# Kennt jemand den Genidia Pro?



## Evandure (14. Juli 2016)

Hi Leute,

ich bin derzeit auf der Suche nach einem neuen Stuhl. Diese Gamer blingbling Dinger finde ich schrecklich, soll ein richtiger Stuhl werden.
Schaue schon die ganze Zeit umher, und habe jetzt den Genidia Pro gesehen:
Burostuhl / Drehstuhl GENIDIA PRO Leder weiss hjh OFFICE

Sieht von der Bauart recht massiv aus. Hat jemand dazu Erfahrungen? Zu allen Bürostühle die ich mir so ansehe, finde ich kaum irgendwo irgendwelche Erfahrungsberichte.

Habe auch schon den Dauphin Lordo gesehen. Könnte ich mir zwar leisten, aber 300€ mehr sind 300€...

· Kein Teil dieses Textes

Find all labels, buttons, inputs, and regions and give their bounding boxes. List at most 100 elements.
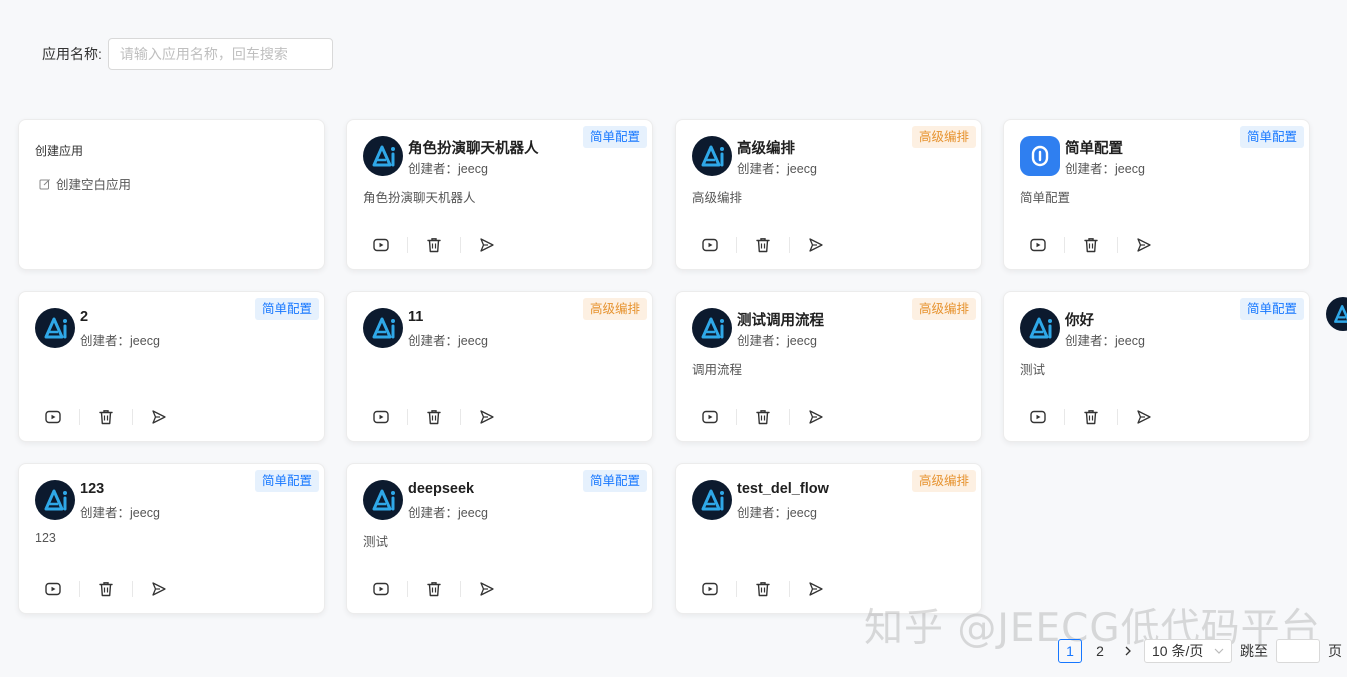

Vielleicht hat ja jemand noch ganz andere Vorschläge.  Bin 1.75 und wiege ca 75kg (eher sportlich)

Viele Grüße
Silas


----------



## K1ckEM (21. Februar 2017)

Hi Silas! Hast Du dir den Stuhl zufällig geholt? Hab den auch im Auge und ebenfalls Probleme, sinnvolle Erfahrungsberichte zu finden.


----------